Saturday, 23 January 2016

An early morning walk around the HBM Campus

A morning walk around the sprawling combined 11 acre campus of the Harriet Benson Memorial Hospital and the RE Mission School is bracing and beautiful in the cold of January.

So cold that yesterday the District Collector decreed that all children below 9th standard should stay at home and not go to school because it would be too cold for them in their unheated classrooms.

But today the chill was abated a bit by the precious rays of sun-light.


Come with me on a walking tour of the campus.  We will start on the road near the RE mission school.  This is a Hindi-medium school for over 1000 students.  We are considering putting Yohan in this school when we shift here as a family.


The school is near the original mission bungalow, named the ‘Bacon Bungalow’ after Mary Mercy Bacon who helped establish the mission.  A plaque on the bungalow says it was purchased in 1890.  How much older than that is the building itself?  The details lie buried...somewhere.

Here is the front view of the bungalow.



The screened veranda is now used as the hospital mess – I currently eat my meals here and have been encountering new folks almost each time so far.  The un-married nurses (male and female), community health staff, store keepers, doctors and yours truly break our bread together here.

The Bacon bungalow has been restored and is currently used as a training centre for palliative care.  There are c lass rooms inside and dormitories for course participants.
On the other side of the bungalow is a sprawling porch with an old swing on it.  And a badminton court which sees active use each night.  I have played there one night so far and can vouch that the players are pretty fiercely competitive – but all in good spirit.


Lets walk through some of the more overgrown parts of the compound.  Behind the Bacon bungalow is what must have been an ornamental garden at one time.


I found some striking pillars amidst the undergrowth.

 

On ahead, through the bush and you come to this scene – the campus water tower, next to the well.  Looking like something out of the magical start to CS Lewis' Narnia tale Prince Caspian when the Pevenses come back to the ruins of Cair Paravel and they find it all over grown.

I have always found the opening of Prince Caspain stirring, as the children slowly discover that what looks an overgrown jungle was the place where they had ruled and reigned in another era.


And of course we need to peek into the well.

It is clearly an old one!

Shall we cut across the campus now?

Right in the middle of the campus is the Calvary Church – which is run by the Reformed Episcopal Mission but is very much a community church these days.  Most of the hospital staff worship here on Sundays.  

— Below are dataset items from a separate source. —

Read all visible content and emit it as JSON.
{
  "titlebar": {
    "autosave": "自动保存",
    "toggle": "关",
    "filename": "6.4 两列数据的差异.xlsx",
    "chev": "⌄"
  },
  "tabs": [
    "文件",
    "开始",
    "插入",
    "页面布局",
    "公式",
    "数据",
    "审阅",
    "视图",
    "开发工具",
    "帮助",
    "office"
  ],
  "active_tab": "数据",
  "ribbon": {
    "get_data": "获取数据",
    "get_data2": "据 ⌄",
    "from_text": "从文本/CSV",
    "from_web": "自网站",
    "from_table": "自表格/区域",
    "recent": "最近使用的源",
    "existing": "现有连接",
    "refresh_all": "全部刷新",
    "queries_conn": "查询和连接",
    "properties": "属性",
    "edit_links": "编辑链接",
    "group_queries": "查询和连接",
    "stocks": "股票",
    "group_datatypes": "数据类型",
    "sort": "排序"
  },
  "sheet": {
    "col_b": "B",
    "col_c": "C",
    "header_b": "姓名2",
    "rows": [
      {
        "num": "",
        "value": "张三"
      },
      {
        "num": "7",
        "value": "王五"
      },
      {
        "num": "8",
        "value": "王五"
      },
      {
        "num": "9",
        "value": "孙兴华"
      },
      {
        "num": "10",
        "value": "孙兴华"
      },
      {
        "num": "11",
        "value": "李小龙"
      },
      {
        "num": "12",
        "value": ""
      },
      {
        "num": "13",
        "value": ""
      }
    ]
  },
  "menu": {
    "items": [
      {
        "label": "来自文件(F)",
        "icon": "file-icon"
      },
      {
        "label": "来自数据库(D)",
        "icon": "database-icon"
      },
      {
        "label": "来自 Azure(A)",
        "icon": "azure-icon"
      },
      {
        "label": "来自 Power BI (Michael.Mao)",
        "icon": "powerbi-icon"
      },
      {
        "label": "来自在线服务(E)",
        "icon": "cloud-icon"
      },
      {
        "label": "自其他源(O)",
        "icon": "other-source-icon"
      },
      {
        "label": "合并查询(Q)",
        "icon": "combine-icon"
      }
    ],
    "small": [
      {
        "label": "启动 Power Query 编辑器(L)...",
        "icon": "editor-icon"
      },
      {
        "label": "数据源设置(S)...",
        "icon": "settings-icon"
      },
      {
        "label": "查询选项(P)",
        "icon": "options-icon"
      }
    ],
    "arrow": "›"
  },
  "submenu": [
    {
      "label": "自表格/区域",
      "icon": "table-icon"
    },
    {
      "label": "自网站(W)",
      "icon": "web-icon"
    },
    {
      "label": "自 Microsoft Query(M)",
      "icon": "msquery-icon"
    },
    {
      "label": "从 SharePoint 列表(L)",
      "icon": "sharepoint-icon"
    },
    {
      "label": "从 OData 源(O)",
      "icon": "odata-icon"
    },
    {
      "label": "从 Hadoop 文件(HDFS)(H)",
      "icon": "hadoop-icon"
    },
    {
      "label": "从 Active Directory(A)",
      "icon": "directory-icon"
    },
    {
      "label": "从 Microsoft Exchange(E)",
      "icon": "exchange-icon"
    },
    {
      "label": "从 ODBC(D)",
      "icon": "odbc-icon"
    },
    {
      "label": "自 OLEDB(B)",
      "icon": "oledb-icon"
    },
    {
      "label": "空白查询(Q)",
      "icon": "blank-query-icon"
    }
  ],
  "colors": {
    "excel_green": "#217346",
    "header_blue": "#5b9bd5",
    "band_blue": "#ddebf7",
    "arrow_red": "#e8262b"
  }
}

Here is a look at the church building framed in arch of its small bell tower which is 10 m away from the main structure.



Shall we walk past the fields.  

Fields you say?  

Yes, smack in the middle of the campus are fields

There has been a shortage of rain (though you wouldn’t think it was so on this oasis of a campus) but it has meant that the demonstration field that the community health and development programme has sown has gone to seed.  Not enough water meant that their efforts went in vain.

Now lets look at the back of the hospital.

There is some construction going on – with a large tin roof being erected over the main hospital buildings.  The idea is two-fold.  Protection from the rain in the monsoon (the flat concrete roofs inevitably start leaking) and protection from the searing heat in summer.

A team from Kerala has come to build it. The overseeing engineer and his workers are here for the duration of the construction.


A peek into one of the gardens of the hospital shows that it is still early in the morning.  The patient’s relatives are all still indoors.  When the sun comes out properly, they will be sunning themselves in its warming rays.


The campus has plenty of old buildings = it just drips history.  You can sometimes wonder which century you are in.


But some of the old is making way for the new.  This is the site for new staff accommodation.  I have been drafted onto the building committee and we talked at length today about the plans to construct 6 new housing units for staff.  There was a dilapidated building there which made way for what is to come…


We will end out walk around part of the campus knowing that there is more to explore.  

This a paradise for kids.  Where do you find trees like this these days?


It’s still cold, and I am dressed in my various layers of black.  Time to step into the mess for breakfast of hot puries and alu sabji – washed down with some hot tea.

And then on to the 8.30 AM prayer time that starts the day at Harriet Benson Memorial Hospital in Lalitpur.


Praise God from whom all blessings flow!